The official page of `epigraHMM` is the Bioconductor landing page of its
[release](https://bioconductor.org/packages/release/bioc/html/epigraHMM.html)
(or
[devel](https://bioconductor.org/packages/devel/bioc/html/epigraHMM.html))
version. This [github page](https://github.com/plbaldoni/epigraHMM) is
simply used for issue tracking and development.
## Background
A fundamental task in the analysis of data resulting from epigenomic
sequencing assays is the detection of genomic regions with significant
or differential sequencing read enrichment. `epigraHMM` provides set of
tools to flexibly analyze data from a wide range of high-throughput
epigenomic assays (ChIP-seq, ATAC-seq, DNase-seq, etc.) in an end-to-end
pipeline. It includes functionalities for data pre-processing,
normalization, consensus and differential peak detection, as well as
data visualization. In differential analyses, `epigraHMM` can detect
differential peaks across either multiple conditions of a single
epigenomic mark (differential peak calling) or across multiple
epigenomic marks from a single condition (genomic segmentation). The
data pre-processing steps are heavily integrated with other Bioconductor
packages and allow the user to transform sequencing/alignment files into
count matrices that are suitable for the final analysis of the data.
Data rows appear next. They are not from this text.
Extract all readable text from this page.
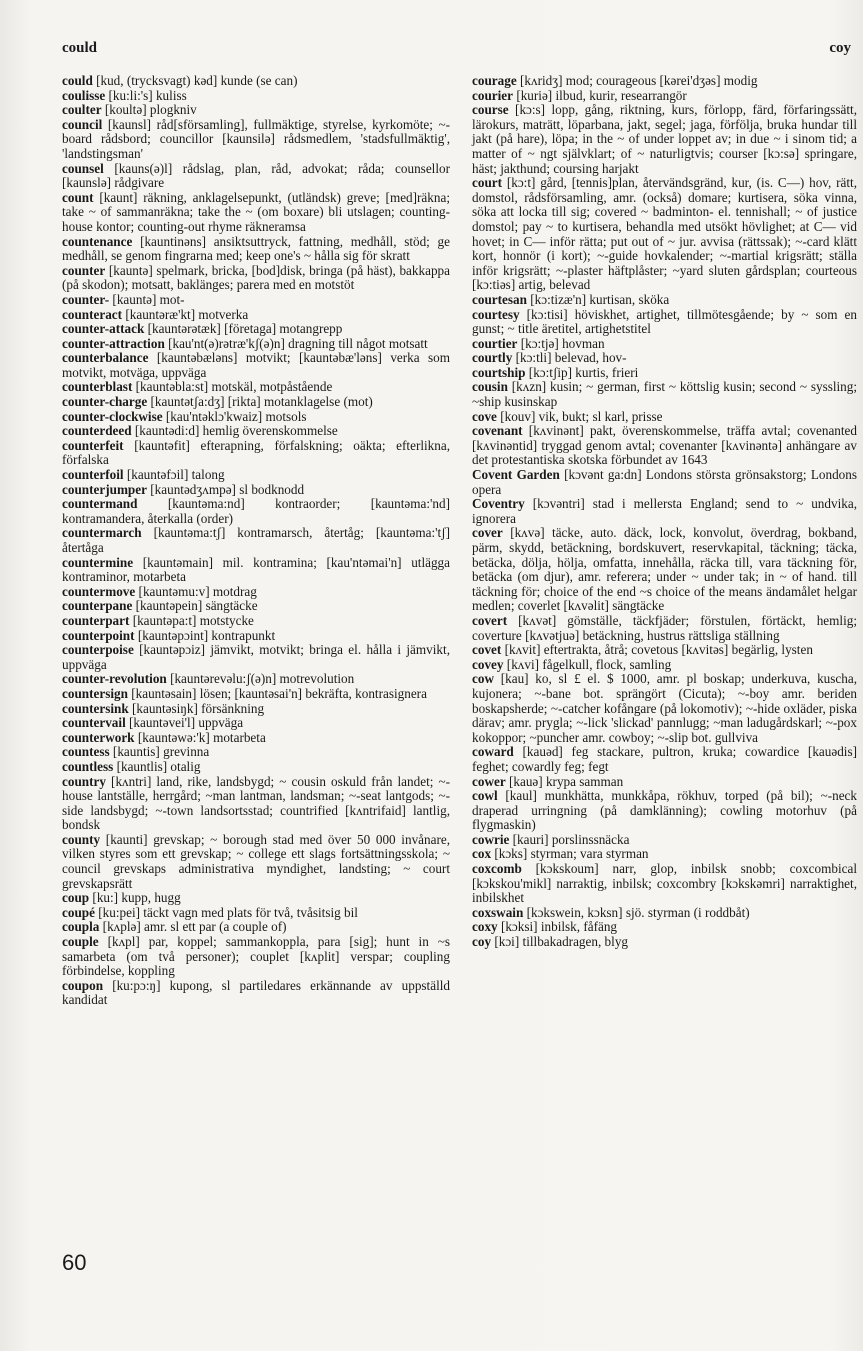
could	coy

could [kud, (trycksvagt) kəd] kunde (se can)

coulisse [ku:li:'s] kuliss

coulter [koultə] plogkniv

council [kaunsl] råd[sförsamling], fullmäktige, styrelse, kyrkomöte; ~-board rådsbord; councillor [kaunsilə] rådsmedlem, 'stadsfullmäktig', 'landstingsman'

counsel [kauns(ə)l] rådslag, plan, råd, advokat; råda; counsellor [kaunslə] rådgivare

count [kaunt] räkning, anklagelsepunkt, (utländsk) greve; [med]räkna; take ~ of sammanräkna; take the ~ (om boxare) bli utslagen; counting-house kontor; counting-out rhyme räkneramsa

countenance [kauntinəns] ansiktsuttryck, fattning, medhåll, stöd; ge medhåll, se genom fingrarna med; keep one's ~ hålla sig för skratt

counter [kauntə] spelmark, bricka, [bod]disk, bringa (på häst), bakkappa (på skodon); motsatt, baklänges; parera med en motstöt

counter- [kauntə] mot-

counteract [kauntəræ'kt] motverka

counter-attack [kauntərətæk] [företaga] motangrepp

counter-attraction [kau'nt(ə)rətræ'kʃ(ə)n] dragning till något motsatt

counterbalance [kauntəbæləns] motvikt; [kauntəbæ'ləns] verka som motvikt, motväga, uppväga

counterblast [kauntəbla:st] motskäl, motpåstående

counter-charge [kauntətʃa:dʒ] [rikta] motanklagelse (mot)

counter-clockwise [kau'ntəklɔ'kwaiz] motsols

counterdeed [kauntədi:d] hemlig överenskommelse

counterfeit [kauntəfit] efterapning, förfalskning; oäkta; efterlikna, förfalska

counterfoil [kauntəfɔil] talong

counterjumper [kauntədʒʌmpə] sl bodknodd

countermand [kauntəma:nd] kontraorder; [kauntəma:'nd] kontramandera, återkalla (order)

countermarch [kauntəma:tʃ] kontramarsch, återtåg; [kauntəma:'tʃ] återtåga

countermine [kauntəmain] mil. kontramina; [kau'ntəmai'n] utlägga kontraminor, motarbeta

countermove [kauntəmu:v] motdrag

counterpane [kauntəpein] sängtäcke

counterpart [kauntəpa:t] motstycke

counterpoint [kauntəpɔint] kontrapunkt

counterpoise [kauntəpɔiz] jämvikt, motvikt; bringa el. hålla i jämvikt, uppväga

counter-revolution [kauntərevəlu:ʃ(ə)n] motrevolution

countersign [kauntəsain] lösen; [kauntəsai'n] bekräfta, kontrasignera

countersink [kauntəsiŋk] försänkning

countervail [kauntəvei'l] uppväga

counterwork [kauntəwə:'k] motarbeta

countess [kauntis] grevinna

countless [kauntlis] otalig

country [kʌntri] land, rike, landsbygd; ~ cousin oskuld från landet; ~-house lantställe, herrgård; ~man lantman, landsman; ~-seat lantgods; ~-side landsbygd; ~-town landsortsstad; countrified [kʌntrifaid] lantlig, bondsk

county [kaunti] grevskap; ~ borough stad med över 50 000 invånare, vilken styres som ett grevskap; ~ college ett slags fortsättningsskola; ~ council grevskaps administrativa myndighet, landsting; ~ court grevskapsrätt

coup [ku:] kupp, hugg

coupé [ku:pei] täckt vagn med plats för två, tvåsitsig bil

coupla [kʌplə] amr. sl ett par (a couple of)

couple [kʌpl] par, koppel; sammankoppla, para [sig]; hunt in ~s samarbeta (om två personer); couplet [kʌplit] verspar; coupling förbindelse, koppling

coupon [ku:pɔ:ŋ] kupong, sl partiledares erkännande av uppställd kandidat

courage [kʌridʒ] mod; courageous [kərei'dʒəs] modig

courier [kuriə] ilbud, kurir, researrangör

course [kɔ:s] lopp, gång, riktning, kurs, förlopp, färd, förfaringssätt, lärokurs, maträtt, löparbana, jakt, segel; jaga, förfölja, bruka hundar till jakt (på hare), löpa; in the ~ of under loppet av; in due ~ i sinom tid; a matter of ~ ngt självklart; of ~ naturligtvis; courser [kɔ:sə] springare, häst; jakthund; coursing harjakt

court [kɔ:t] gård, [tennis]plan, återvändsgränd, kur, (is. C—) hov, rätt, domstol, rådsförsamling, amr. (också) domare; kurtisera, söka vinna, söka att locka till sig; covered ~ badminton- el. tennishall; ~ of justice domstol; pay ~ to kurtisera, behandla med utsökt hövlighet; at C— vid hovet; in C— inför rätta; put out of ~ jur. avvisa (rättssak); ~-card klätt kort, honnör (i kort); ~-guide hovkalender; ~-martial krigsrätt; ställa inför krigsrätt; ~-plaster häftplåster; ~yard sluten gårdsplan; courteous [kɔ:tiəs] artig, belevad

courtesan [kɔ:tizæ'n] kurtisan, sköka

courtesy [kɔ:tisi] höviskhet, artighet, tillmötesgående; by ~ som en gunst; ~ title äretitel, artighetstitel

courtier [kɔ:tjə] hovman

courtly [kɔ:tli] belevad, hov-

courtship [kɔ:tʃip] kurtis, frieri

cousin [kʌzn] kusin; ~ german, first ~ köttslig kusin; second ~ syssling; ~ship kusinskap

cove [kouv] vik, bukt; sl karl, prisse

covenant [kʌvinənt] pakt, överenskommelse, träffa avtal; covenanted [kʌvinəntid] tryggad genom avtal; covenanter [kʌvinəntə] anhängare av det protestantiska skotska förbundet av 1643

Covent Garden [kɔvənt ga:dn] Londons största grönsakstorg; Londons opera

Coventry [kɔvəntri] stad i mellersta England; send to ~ undvika, ignorera

cover [kʌvə] täcke, auto. däck, lock, konvolut, överdrag, bokband, pärm, skydd, betäckning, bordskuvert, reservkapital, täckning; täcka, betäcka, dölja, hölja, omfatta, innehålla, räcka till, vara täckning för, betäcka (om djur), amr. referera; under ~ under tak; in ~ of hand. till täckning för; choice of the end ~s choice of the means ändamålet helgar medlen; coverlet [kʌvəlit] sängtäcke

covert [kʌvət] gömställe, täckfjäder; förstulen, förtäckt, hemlig; coverture [kʌvətjuə] betäckning, hustrus rättsliga ställning

covet [kʌvit] eftertrakta, åtrå; covetous [kʌvitəs] begärlig, lysten

covey [kʌvi] fågelkull, flock, samling

cow [kau] ko, sl £ el. $ 1000, amr. pl boskap; underkuva, kuscha, kujonera; ~-bane bot. sprängört (Cicuta); ~-boy amr. beriden boskapsherde; ~-catcher kofångare (på lokomotiv); ~-hide oxläder, piska därav; amr. prygla; ~-lick 'slickad' pannlugg; ~man ladugårdskarl; ~-pox kokoppor; ~puncher amr. cowboy; ~-slip bot. gullviva

coward [kauəd] feg stackare, pultron, kruka; cowardice [kauədis] feghet; cowardly feg; fegt

cower [kauə] krypa samman

cowl [kaul] munkhätta, munkkåpa, rökhuv, torped (på bil); ~-neck draperad urringning (på damklänning); cowling motorhuv (på flygmaskin)

cowrie [kauri] porslinssnäcka

cox [kɔks] styrman; vara styrman

coxcomb [kɔkskoum] narr, glop, inbilsk snobb; coxcombical [kɔkskou'mikl] narraktig, inbilsk; coxcombry [kɔkskəmri] narraktighet, inbilskhet

coxswain [kɔkswein, kɔksn] sjö. styrman (i roddbåt)

coxy [kɔksi] inbilsk, fåfäng

coy [kɔi] tillbakadragen, blyg

60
The current implementation is optimized for genome-wide analyses of
epigenomic data and is efficient for the analysis under multi-sample
multiple-condition settings, as well as consensus peak calling in
multi-sample single-condition settings. `epigraHMM` uses two modified
versions of hidden Markov models (HMM) that are robust to the diversity
of peak profiles found in epigenomic data and are particularly useful
for epigenomic marks that exhibit short and broad peaks. Analyses can be
adjusted for possible technical artifacts present in the data and for
input control experiments, if available. Results from the peak calling
algorithms can be assessed using some of the available tools for
visualization that allow the inspection of detected peaks and read
counts.
## Installation
You can install the official release version of `epigraHMM` from
[Bioconductor](https://bioconductor.org/packages/release/bioc/html/epigraHMM.html)
with:
``` r
install.packages("BiocManager")
BiocManager::install("epigraHMM")
```
A
[vignette](https://github.com/plbaldoni/epigraHMM/blob/main/vignettes/epigraHMM.Rmd)
of `epigraHMM` with an overview of the package and its functionalities
is available. Users can build the vignette during the installation
process with the option `build_vignettes = TRUE` in the command above.